From the Ryan Leech Connection Mtn Bike Skill Coaching Website
I have spent the last few months working on a variety of skills/challenges: manuals, bunnyhops, balance, technical climbing, etc. Because of this, I haven’t actually tried to wheelie in quite a while.
This morning, I decided to go to my local supermarket parking lot, and reacquaint myself with this skill. I started out with the basics– 1 stroke, 2 stroke, 3 stroke brake– no problem. Then I tried to hold a wheelie, having completed the 30 Day Wheelie Challenge (twice) over a year ago. Yikes! I fell to the right, I fell to the left, I came close to looping out. I was low in the float zone, I had trouble getting beyond 5 or 6 strokes. I got FRUSTRATED, and thought– I forgot this skill that I had worked so hard to achieve!
Luckily, I had my iPhone in the car. I pulled up the Ryan Leech Connection website, and went straight to one of my favorite lessons in the challenge: Day 16, future visualization and practice, and watched Ryan almost effortlessly glide along, his subtle yet powerful movements controlling his bike. Next, I closed my eyes, and I replaced the image of Ryan with the image of myself, floating along, body naturally making corrections and staying in balance, unafraid of falling, having fun. I ‘felt’ what it is like to be in the float zone.
After about 5 minutes of this, I got back on my bike. Checked my seat height, gear choice, brake position, etc. Instead of trying to apply specific skills, I just rolled for a moment with that movie playing in my head, leaned forward, and popped into a wheelie. Ten yards went by, then twenty, then thirty, and so on. I felt my hips and knees moving side to side, my handlebars making subtle corrections, without me thinking about them or how to do it.
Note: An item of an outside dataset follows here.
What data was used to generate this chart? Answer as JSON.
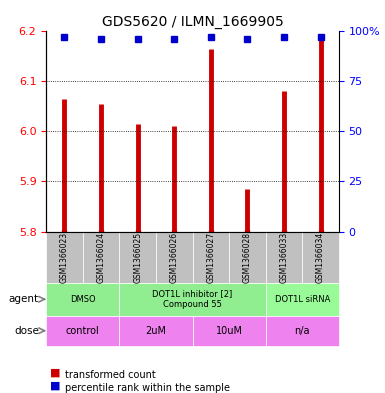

I just let my mind and my body take over.
For anyone in the group that has ‘skipped’ over the sections on visualization that Ryan has embedded into these courses, I encourage you NOT TO! Your mind, your senses and your body are amazing tools– use them! Skills/drills/practice are all critical to developing the skills to do a variety of techniques, but in the end, you will find your best efforts come when you just trust in yourself that your body will be able to synthesize all of your practice efforts, and just takeover.
When I was done, I got back into my car and looked in the rearview mirror. Staring back at me was my ‘wheelie smile.’ Glad I found it again!